YOU are facing the sack today because you once said something about someone that some other people have decided to find offensive.
Pressure has been building on you since last week when one of your colleagues remembered you once made a remark about how the barmaid in the pub next to the office was reasonably attractive and that you could see yourself having sex with her after three, possibly four pints of lager.
Although the barmaid said she really didn’t mind and accepted it as part and parcel of working in the pub trade, the comment was leaked to the rest of the office leading to growing anger, followed by an outcry.
The outcry quickly evolved into furious demands for you to be sacked, mostly from people who had made the same remark about the same barmaid but saw this is an opportunity to get rid of you because they have never liked the way you drink your coffee.
But some have leapt to your defence, insisting the real reason you are being sacked is because you are reclaiming payment protection insurance from a subsidiary of your employer’s parent company.

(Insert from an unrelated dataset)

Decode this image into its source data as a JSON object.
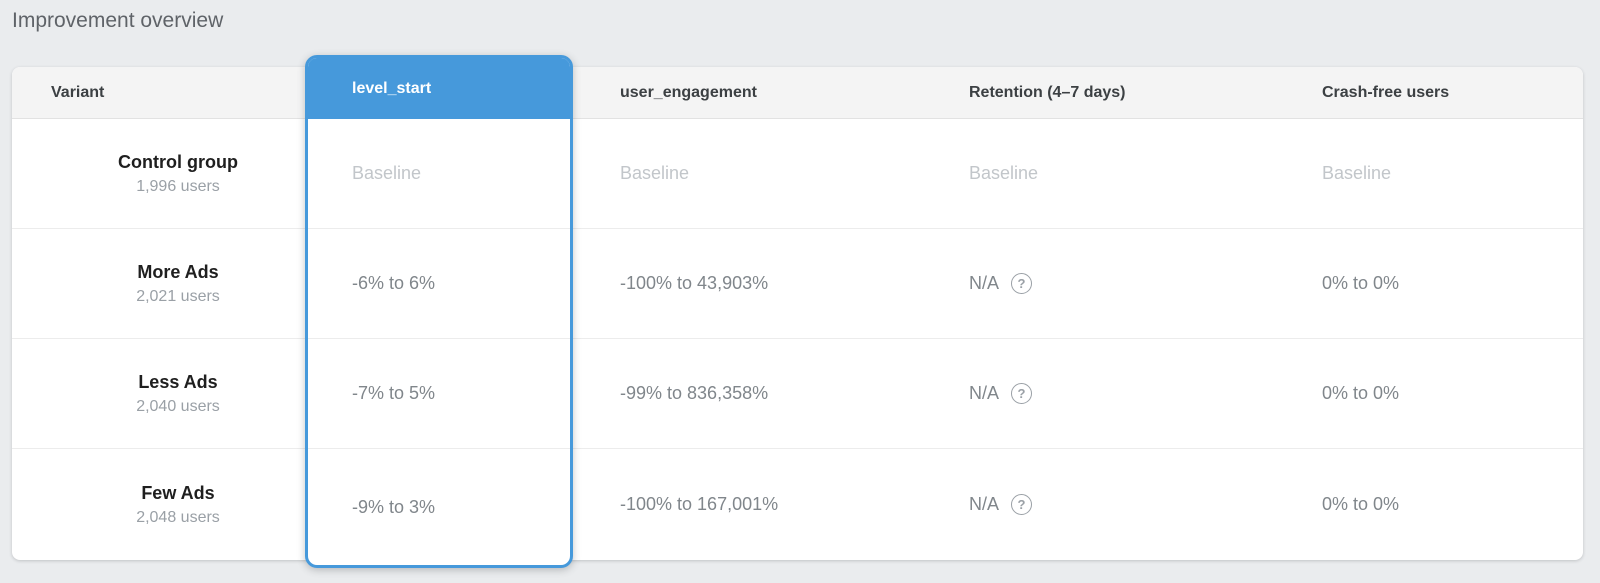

A source said: “Everyone involved in this – you, your employer, your employer’s parent company and everyone who thinks you should be sacked, particularly the ones who didn’t like you anyway, really need to go fuck themselves to death.
“If you were guards at Auschwitz, I couldn’t hate you more.”
Meanwhile your colleague is under no pressure whatsoever after an email emerged in which she expressed a desire to ‘ride that Benedict Cumberbatch until his eyes pop out of his head’.